Frank Lloyd Wright, Robie House, Chicago, USA, 1910
Frank Lloyd Wright, Robie House, 5757 South Woodlawn Avenue, Chicago, USA, 1910
About the Architect :
Frank Lloyd Wright (born Frank Lincoln Wright, June 8, 1867 – April 9, 1959) was an American architect, interior designer, writer, and educator, who designed more than 1,000 structures, 532 of which were completed. Wright believed in designing structures that were in harmony with humanity and its environment, a philosophy he called organic architecture. This philosophy was best exemplified by Fallingwater (1935), which has been called “the best all-time work of American architecture”. Wright was a leader of the Prairie School movement of architecture and developed the concept of the Usonian home, his unique vision for urban planning in the United States. His creative period spanned more than 70 years.
About the House :
The Robie House is one of the best known examples of Frank Lloyd Wright’s Prairie style of architecture. The term was coined by architectural critics and historians (not by Wright) who noticed how the buildings and their various components owed their design influence to the landscape and plant life of the midwest prairie of the United States. Typical of Wright’s Prairie houses, he designed not only the house, but all of the interiors, the windows, lighting, rugs, furniture and textiles. As Wright wrote in 1910, “it is quite impossible to consider the building one thing and its furnishings another. … They are all mere structural details of its character and completeness.”

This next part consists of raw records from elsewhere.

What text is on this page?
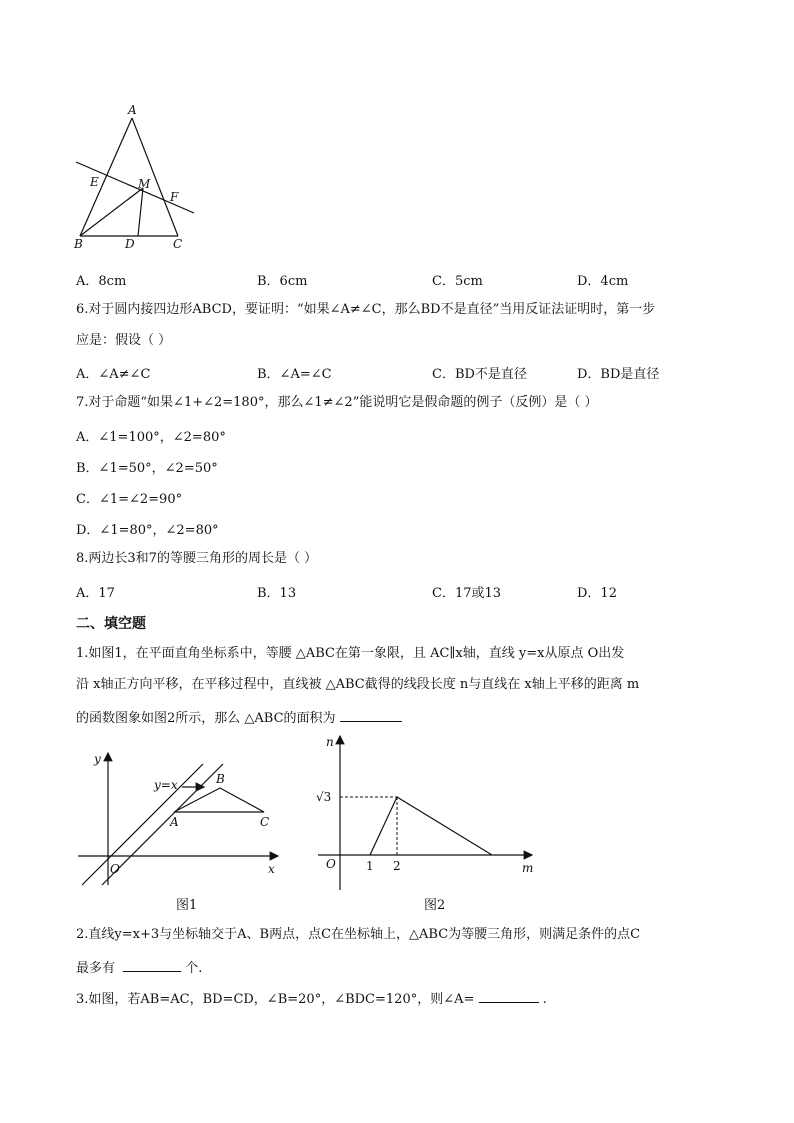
A
E	M
F
B	D	C
A．8cm	B．6cm	C．5cm	D．4cm
6.对于圆内接四边形ABCD，要证明：“如果∠A≠∠C，那么BD不是直径”当用反证法证明时，第一步
应是：假设（ ）
A．∠A≠∠C	B．∠A=∠C	C．BD不是直径	D．BD是直径
7.对于命题“如果∠1+∠2=180°，那么∠1≠∠2”能说明它是假命题的例子（反例）是（ ）
A．∠1=100°，∠2=80°
B．∠1=50°，∠2=50°
C．∠1=∠2=90°
D．∠1=80°，∠2=80°
8.两边长3和7的等腰三角形的周长是（ ）
A．17	B．13	C．17或13	D．12
二、填空题
1.如图1，在平面直角坐标系中，等腰 △ABC在第一象限，且 AC∥x轴，直线 y=x从原点 O出发
沿 x轴正方向平移，在平移过程中，直线被 △ABC截得的线段长度 n与直线在 x轴上平移的距离 m
的函数图象如图2所示，那么 △ABC的面积为
y
x
O
y=x
A
B
C
图1
n
m
O
√3
1 2
图2
2.直线y=x+3与坐标轴交于A、B两点，点C在坐标轴上，△ABC为等腰三角形，则满足条件的点C
最多有	个.
3.如图，若AB=AC，BD=CD，∠B=20°，∠BDC=120°，则∠A=	.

The projecting cantilevered roof eaves, continuous bands of art-glass windows, and the use of Roman brick emphasize the horizontal, which had rich associations for Wright. The horizontal line reminded him of the American prairie and was a line of repose and shelter, appropriate for a house. The exterior walls are double-wythe construction of a Chicago common brick core with a red-orange iron-spotted Roman brick veneer. To further emphasize the horizontal of the bricks, the horizontal joints were filled with a cream-colored mortar and the small vertical joints were filled with brick-colored mortar. From a distance, this complex and expensive tuckpointing creates an impression of continuous lines of horizontal color and minimizes the appearance of individual bricks. The design of the art glass windows is an abstract pattern of colored and clear glass using Wright’s favorite 30 and 60-degree angles. Wright used similar designs in tapestries inside the house and for gates surrounding the outdoor spaces and enclosing the garage courtyard. Robie’s generous budget allowed Wright to design a house with a largely steel structure, which accounts for the minimal deflection of the eaves.The planter urns, copings, lintels, sills and other exterior trimwork are of Bedford limestone.